Catch up to all our episodes below, or subscribe to your favorite podcast app, or search our site for topics of interest.

2 Comments

  1. Thomas Iannelli April 3, 2019

    I have listened to several episodes and it has raised a lot of questions. But the one that will not leave me alone at this point is this:

    How does your belief system’s teachings about gratitude help you survive as an IT professional? Given all the horror stories we can tell about end users, customers, family members, and friends you just don’t get what you do, and have unrealistic expectations of you at times, it can make you want to run screaming to another career. Then you look around and go, I am a geek, byte-head, nerd. What other profession could I go into? What does that look like from this distance? Is it better or worse? In what ways? Then you start thinking about being grateful where what you have, not settling or accepting less. But appreciating what aspects of where you are currently at are really quiet good. Better than most. I need to be grateful for those things. It doesn’t mean you won’t get upset or angry or be disappointed, but a sense of gratitude can help one not spiral into a deep whole of despair and make rash decisions.

    • Josh Biggley April 5, 2019

      It feels like cheating to answer this question as one of the co-hosts, but I absolutely believe that our system of beliefs can help us survive in *any* job.

      Interestingly, I never wanted to work in IT. I spent my entire high school career preparing to be a lawyer. I even refused to take advanced level math courses because I felt my love of computing (and I *did* love computing) was just a odd, geeky thing. Being a computer geek in the 90s was not a badge of honour!

      I remember the exact moment my wife and I decided that I was going to pursue an IT career. That was more than 20 years ago and I haven’t looked back (too often!) since then.

      Coincidentally, I had two friends who decided to enter the IT field at the same time. We were all Mormon and attended the same congregation. They had both complete undergraduate degrees, but had been unable to find gainful employment in their respective fields. I had no degree, but was leaping into an intensive 6-month MCSE boot-camp style course to fill that gap.

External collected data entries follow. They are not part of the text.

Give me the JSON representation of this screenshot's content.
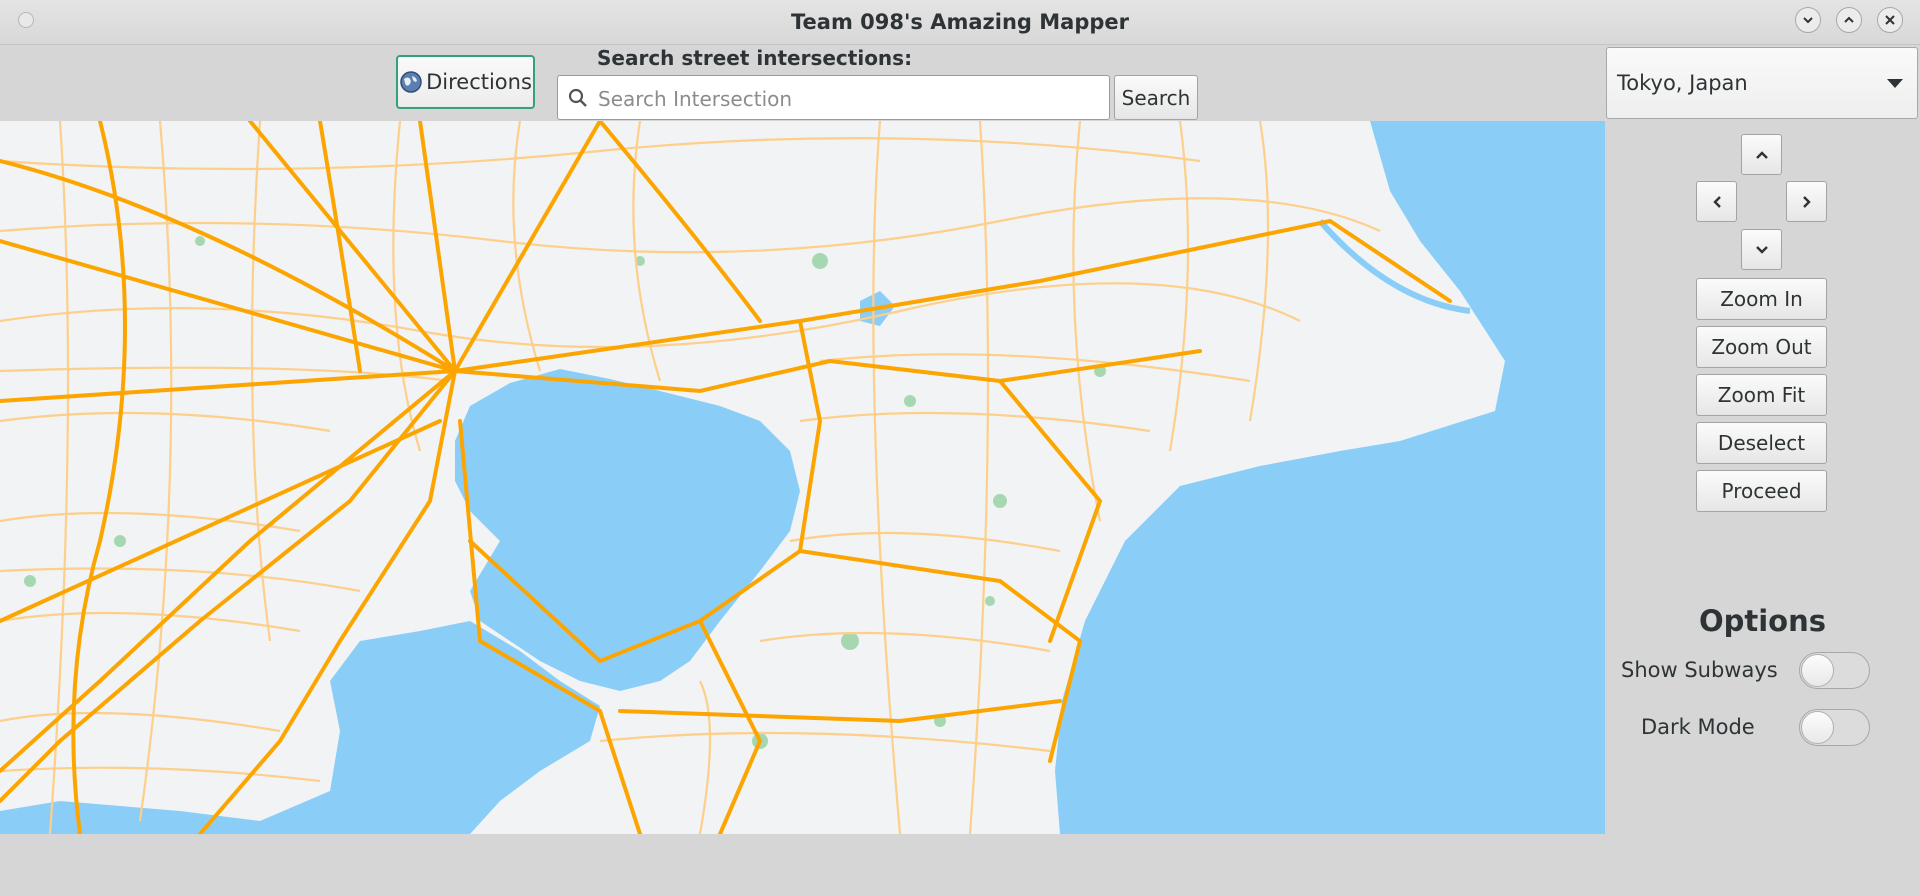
{
  "window": {
    "title": "Team 098's Amazing Mapper"
  },
  "toolbar": {
    "directions_label": "Directions",
    "search_label": "Search street intersections:",
    "search_placeholder": "Search Intersection",
    "search_value": "",
    "search_button": "Search"
  },
  "sidebar": {
    "city_selected": "Tokyo, Japan",
    "buttons": [
      "Zoom In",
      "Zoom Out",
      "Zoom Fit",
      "Deselect",
      "Proceed"
    ],
    "options_title": "Options",
    "options": [
      {
        "label": "Show Subways",
        "enabled": false
      },
      {
        "label": "Dark Mode",
        "enabled": false
      }
    ]
  },
  "map": {
    "region": "Tokyo Bay area",
    "colors": {
      "water": "#8acef8",
      "land": "#f1f3f4",
      "major_road": "#fca501",
      "minor_road": "#fdcf8a",
      "park": "#a5d8b0"
    }
  }
}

      I was the only one that completed the course and became fully certified. After 2 decades, I am the only one that is still in the field. Why does it matter? We were all Mormon, so it *wasn’t* our religious beliefs that allowed us to work in IT, but it *was* a system of beliefs that we had that drove us to do what we did. I was raised in a home where hard work was demonstrated through 60-70 hour work weeks as the norm. I learned that working hard was often the differentiation between you and the person next to you.

      I definitely agree that a system of beliefs can help us be successful, but it isn’t exclusive to the beliefs found within a dogmatic system.